Artistas inauguram nova parceria com show na Casa de Francisca, nesta sexta-feira, 13, com releituras e músicas criadas em conjunto

Pedro Antunes, O Estado de S.Paulo

13 Dezembro 2017 | 06h01

Em algum momento, a ordem das coisas se inverteu. O palco era o espaço de teste para as canções inéditas, posteriormente incluídas em um disco. Agora, as músicas são criadas e testadas no estúdio e, somente após formarem um álbum, vão para as apresentações ao vivo. Karina Buhr nunca gostou da lógica. “Essa coisa de ‘show do disco’ não funciona comigo”, explica a artista. “Tudo isso do show divulgar o disco nunca foi para mim. No meu caso, os meus discos servem para divulgar o meu show”, ela conclui. 

Karina encontrou, na parceria com o rapper Max B.O., alguém disposto a testar a criação no palco, no improviso, no imprevisto e até no erro. Nasce, a partir desta quarta-feira, 13, às 21h30, na Casa de Francisca, localizada no centro de São Paulo, o projeto B.O. e BUHR. E a ideia é testar. Brincar com tudo, mesmo. 

Na tarde anterior à apresentação, Karina e B.O. se reuniam no Butantã, na capital, para ensaiar e fechar os últimos detalhes da primeira vez na qual dividirão o palco juntos. Ao lado da dupla estarão o percussionista Maurício Badé e o guitarrista Regis Damasceno, que, entre outros trabalhos e projetos, é o guitarrista da banda Cidadão Instigado.

“Normalmente fico sozinho na percussão”, explica Karina. A chegada de Badé dá liberdade à artista e preenche ainda mais o espaço no qual B.O. terá a oportunidade de rimar e improvisar. “Eu e Maurício bebemos da mesma fonte rítmica”, conta Karina. “Nós, ao lado de Régis na guitarra, vamos criar algo que não é o beat que o Max costuma usar.” 

B.O. e BUHR é, portanto, um jogo fora da caixinha de ambos. A ideia dela era, a princípio, convidar para participar de um show chamado Voz e Percussão, no qual Karina dividia o palco com alguém.
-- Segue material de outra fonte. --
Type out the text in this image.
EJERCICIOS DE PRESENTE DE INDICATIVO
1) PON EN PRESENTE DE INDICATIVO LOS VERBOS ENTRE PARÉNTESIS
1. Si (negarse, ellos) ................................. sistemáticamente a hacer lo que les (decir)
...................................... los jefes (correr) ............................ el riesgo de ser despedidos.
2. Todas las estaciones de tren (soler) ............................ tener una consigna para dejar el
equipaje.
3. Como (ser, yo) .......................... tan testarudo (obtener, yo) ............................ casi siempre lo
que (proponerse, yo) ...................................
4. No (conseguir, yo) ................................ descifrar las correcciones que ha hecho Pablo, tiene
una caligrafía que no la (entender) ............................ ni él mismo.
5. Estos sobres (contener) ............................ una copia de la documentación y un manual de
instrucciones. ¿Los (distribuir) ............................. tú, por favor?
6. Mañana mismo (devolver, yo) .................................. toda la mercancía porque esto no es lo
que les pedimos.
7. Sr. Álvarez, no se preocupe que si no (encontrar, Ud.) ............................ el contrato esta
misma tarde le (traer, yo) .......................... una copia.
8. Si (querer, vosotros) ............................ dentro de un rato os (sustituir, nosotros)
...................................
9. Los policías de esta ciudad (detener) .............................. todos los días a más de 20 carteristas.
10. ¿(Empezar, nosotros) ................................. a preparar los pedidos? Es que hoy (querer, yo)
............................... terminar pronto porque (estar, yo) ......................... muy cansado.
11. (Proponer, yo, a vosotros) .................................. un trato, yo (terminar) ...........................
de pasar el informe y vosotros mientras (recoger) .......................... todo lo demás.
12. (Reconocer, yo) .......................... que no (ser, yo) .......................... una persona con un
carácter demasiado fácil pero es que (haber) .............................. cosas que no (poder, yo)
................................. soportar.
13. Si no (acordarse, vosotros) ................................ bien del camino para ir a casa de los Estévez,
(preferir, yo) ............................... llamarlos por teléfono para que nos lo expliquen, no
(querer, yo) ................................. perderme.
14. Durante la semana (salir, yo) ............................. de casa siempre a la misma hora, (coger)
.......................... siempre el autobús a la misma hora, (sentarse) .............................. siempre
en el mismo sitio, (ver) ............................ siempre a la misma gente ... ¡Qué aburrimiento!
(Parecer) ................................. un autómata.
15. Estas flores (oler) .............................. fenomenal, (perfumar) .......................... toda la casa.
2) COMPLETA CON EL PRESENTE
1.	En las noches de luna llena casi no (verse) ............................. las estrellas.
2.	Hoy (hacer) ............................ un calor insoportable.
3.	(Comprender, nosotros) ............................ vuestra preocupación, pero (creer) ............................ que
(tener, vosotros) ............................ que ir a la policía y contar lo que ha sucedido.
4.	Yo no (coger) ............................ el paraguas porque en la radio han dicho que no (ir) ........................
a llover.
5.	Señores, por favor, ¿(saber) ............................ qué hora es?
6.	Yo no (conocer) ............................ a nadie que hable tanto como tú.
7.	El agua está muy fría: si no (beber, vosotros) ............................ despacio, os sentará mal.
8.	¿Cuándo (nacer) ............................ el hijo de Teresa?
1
Em um show de Jorge Mautner com Bem Gil, em outubro deste ano, Rubens Amatto, um dos fundadores da pequenina e aconchegante casa de shows, sugeriu a Karina que fizesse um projeto com B.O., “mas não seria como convidado”, explica o próprio rapper. “Não queríamos que fosse uma participação apenas. A ideia era que cada um tocasse suas músicas, relidas, e tentássemos criar alguma coisa juntos”, conclui.

Ela finaliza: “E fomos criando as músicas, pensando nas versões, nos arranjos. Em dois meses, esse projeto nasceu. Mas o processo não foi intensivo assim. Está no campo das ideias”. 

O plano de B.O. e BUHR é não ter tantos planos assim. Ela, por exemplo, toca apenas uma música do seu disco mais recente, o poderoso e incisivo Selvática, de 2015. “A ideia é fazer coisas novas, mesmo. Até o que for antigo é repaginado, ganhará um novo formato”, explica. 

B.O. se encontrava em uma entressafra. Havia deixado a apresentação do programa Manos & Minas, da TV Cultura, no ano passado, e está em processo de composição de um novo disco. Até o lançamento do álbum – previsto para o primeiro semestre de 2018, “logo depois do carnaval”, explica o próprio –, o show com Karina será a oportunidade para testar o material do álbum. “É um disco que não terá rima sobre batida. Vou experimentar um pouco”, explica. 

E experimentação é a palavra que define, para eles, B.O. e BUHR. “O que nos une é a palavra”, explica ela. Ele conclui: “A palavra é o ponto de partida. Agora, estamos testando o que podemos fazer”.